Train the network (randomly initialise weights: Wr)
Remove superfluous network (i.e., small weights)
Fine-tune the network

option: repeat steps 2 and 3

Question 14

Q

What is step 3 in the alternative approach to network pruning?

Train the network
Remove superfluous network (i.e., small weights)
?

Answer

A

Retrain the network by initialising with Wr

Question 15

Q

After pruning, subnetworks can do the job. What is the advantage of using subnetworks?

Answer

A

The subnetworks are typically between 1% - 15% of the original size
They require considerably less training time.
they perform at or around the same level

Question 16

Q

Why is overparameterization useful?

Answer

A

You need to keep the original initialisation when pruning because random reinitialisation destroys the advantage of pruning.

Question 17

Q

What does new work say about overparameterization?

Answer

A

Given a randomly initialised overparameterized network, find subnetworks that perform that task.

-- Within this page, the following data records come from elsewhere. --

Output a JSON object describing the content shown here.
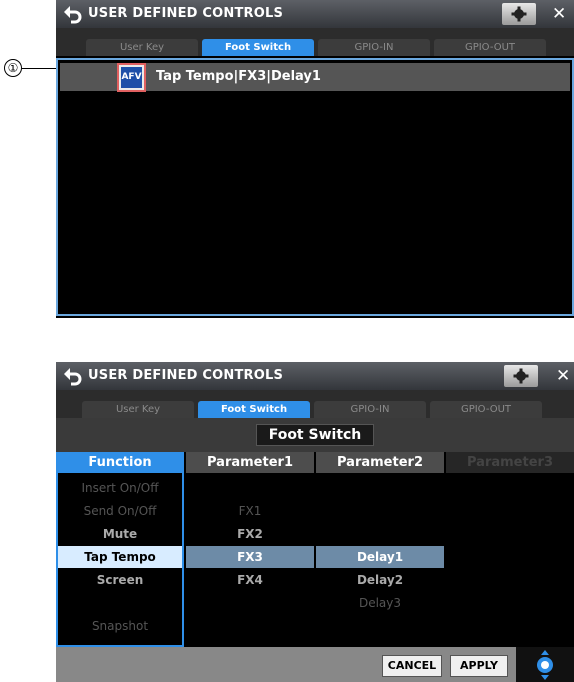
{
  "app": {
    "title": "USER DEFINED CONTROLS"
  },
  "tabs": [
    "User Key",
    "Foot Switch",
    "GPIO-IN",
    "GPIO-OUT"
  ],
  "active_tab": "Foot Switch",
  "callout": {
    "number": "①"
  },
  "list": {
    "rows": [
      {
        "badge": "AFV",
        "text": "Tap Tempo|FX3|Delay1"
      }
    ]
  },
  "editor": {
    "header": "Foot Switch",
    "columns": {
      "function": "Function",
      "parameter1": "Parameter1",
      "parameter2": "Parameter2",
      "parameter3": "Parameter3"
    },
    "functions": [
      "Insert On/Off",
      "Send On/Off",
      "Mute",
      "Tap Tempo",
      "Screen",
      "",
      "Snapshot"
    ],
    "selected_function": "Tap Tempo",
    "parameter1": [
      "FX1",
      "FX2",
      "FX3",
      "FX4"
    ],
    "selected_parameter1": "FX3",
    "parameter2": [
      "Delay1",
      "Delay2",
      "Delay3"
    ],
    "selected_parameter2": "Delay1"
  },
  "buttons": {
    "cancel": "CANCEL",
    "apply": "APPLY"
  },
  "colors": {
    "accent": "#2f8fe8",
    "selection": "#d8ecff",
    "afv_badge": "#1e4fa8",
    "callout_border": "#e06060"
  },
  "icons": [
    "back-icon",
    "gear-icon",
    "close-icon",
    "jog-wheel-icon"
  ]
}
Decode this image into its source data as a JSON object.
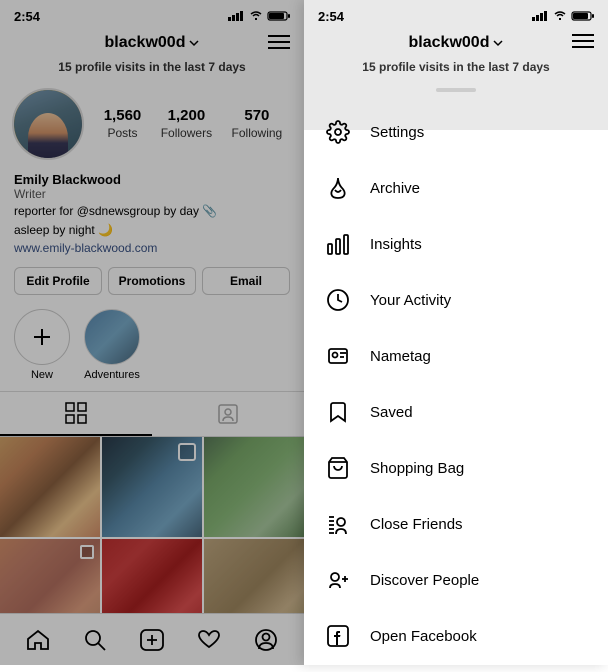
{
  "left": {
    "status": {
      "time": "2:54",
      "signal_icon": "signal",
      "wifi_icon": "wifi",
      "battery_icon": "battery"
    },
    "header": {
      "username": "blackw00d",
      "menu_icon": "≡"
    },
    "profile_visits": {
      "count": "15",
      "text": "profile visits in the last 7 days"
    },
    "stats": {
      "posts_count": "1,560",
      "posts_label": "Posts",
      "followers_count": "1,200",
      "followers_label": "Followers",
      "following_count": "570",
      "following_label": "Following"
    },
    "bio": {
      "name": "Emily Blackwood",
      "title": "Writer",
      "line1": "reporter for @sdnewsgroup by day 📎",
      "line2": "asleep by night 🌙",
      "link": "www.emily-blackwood.com"
    },
    "buttons": {
      "edit": "Edit Profile",
      "promotions": "Promotions",
      "email": "Email"
    },
    "highlights": [
      {
        "label": "New",
        "type": "new"
      },
      {
        "label": "Adventures",
        "type": "image"
      }
    ],
    "nav": {
      "home": "home",
      "search": "search",
      "add": "add",
      "heart": "heart",
      "profile": "profile"
    }
  },
  "right": {
    "status": {
      "time": "2:54"
    },
    "header": {
      "username": "blackw00d"
    },
    "profile_visits": {
      "count": "15",
      "text": "profile visits in the last 7 days"
    },
    "menu_items": [
      {
        "id": "settings",
        "label": "Settings",
        "icon": "settings"
      },
      {
        "id": "archive",
        "label": "Archive",
        "icon": "archive"
      },
      {
        "id": "insights",
        "label": "Insights",
        "icon": "insights"
      },
      {
        "id": "your-activity",
        "label": "Your Activity",
        "icon": "activity"
      },
      {
        "id": "nametag",
        "label": "Nametag",
        "icon": "nametag"
      },
      {
        "id": "saved",
        "label": "Saved",
        "icon": "saved"
      },
      {
        "id": "shopping-bag",
        "label": "Shopping Bag",
        "icon": "bag"
      },
      {
        "id": "close-friends",
        "label": "Close Friends",
        "icon": "friends"
      },
      {
        "id": "discover-people",
        "label": "Discover People",
        "icon": "discover"
      },
      {
        "id": "open-facebook",
        "label": "Open Facebook",
        "icon": "facebook"
      }
    ]
  }
}
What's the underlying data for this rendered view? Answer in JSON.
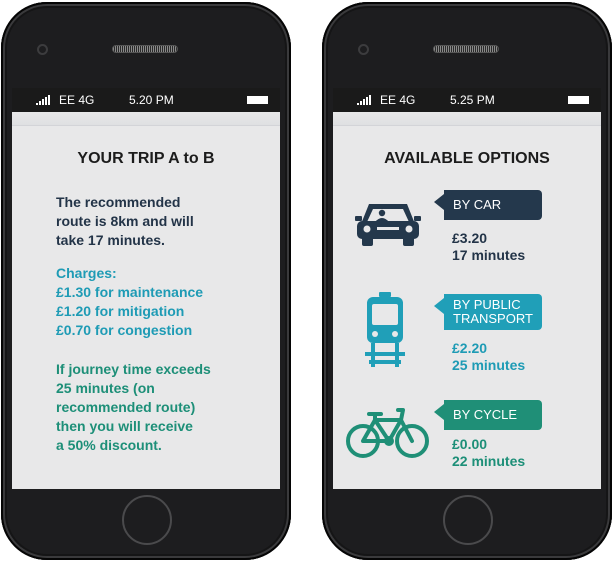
{
  "colors": {
    "dark": "#233448",
    "blue": "#1e9bb5",
    "green": "#1d8f78"
  },
  "left": {
    "status": {
      "carrier": "EE 4G",
      "time": "5.20 PM"
    },
    "title": "YOUR TRIP A to B",
    "intro": [
      "The recommended",
      "route is 8km and will",
      "take 17 minutes."
    ],
    "charges": [
      "Charges:",
      "£1.30 for maintenance",
      "£1.20 for mitigation",
      "£0.70 for congestion"
    ],
    "discount": [
      "If journey time exceeds",
      "25 minutes (on",
      "recommended route)",
      "then you will receive",
      "a 50% discount."
    ]
  },
  "right": {
    "status": {
      "carrier": "EE 4G",
      "time": "5.25 PM"
    },
    "title": "AVAILABLE OPTIONS",
    "options": [
      {
        "label": [
          "BY CAR"
        ],
        "price": "£3.20",
        "time": "17 minutes",
        "icon": "car-icon"
      },
      {
        "label": [
          "BY PUBLIC",
          "TRANSPORT"
        ],
        "price": "£2.20",
        "time": "25 minutes",
        "icon": "train-icon"
      },
      {
        "label": [
          "BY CYCLE"
        ],
        "price": "£0.00",
        "time": "22 minutes",
        "icon": "bicycle-icon"
      }
    ]
  }
}
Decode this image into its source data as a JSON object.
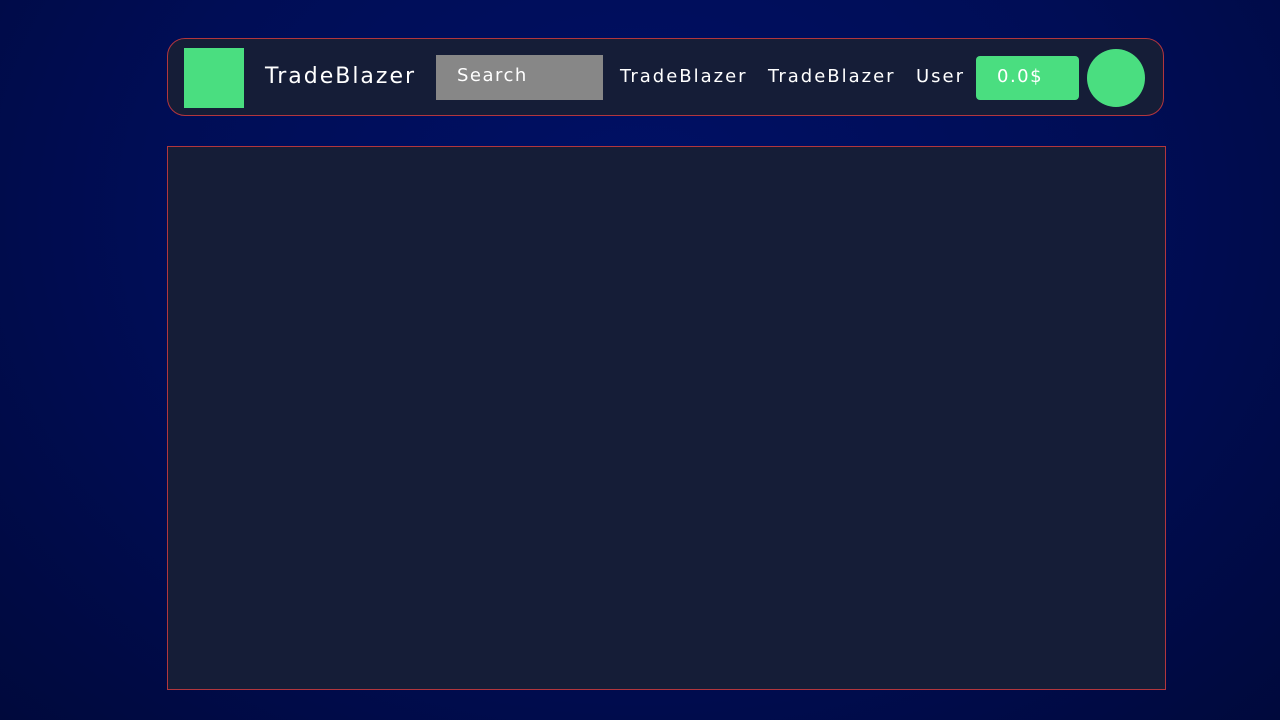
{
  "navbar": {
    "brand": "TradeBlazer",
    "search_label": "Search",
    "links": [
      "TradeBlazer",
      "TradeBlazer",
      "User"
    ],
    "balance": "0.0$"
  },
  "colors": {
    "accent": "#4ade80",
    "background": "#000d55",
    "panel": "#151d37",
    "border": "#b2363d",
    "search_bg": "#878787"
  }
}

Such subnetworks (composed of random weights can even outperform trained ones.

Question 18

Q

What are the conclusions?

Answer

A

deep learning networks are overparameterized.
Their learning dynamics consist of two phases
large depth may provide a computational, rather than a representational advantage
Overparameterization may provide a sampling rather than a representational advantage
random subnetworks may outperform trained dense ones.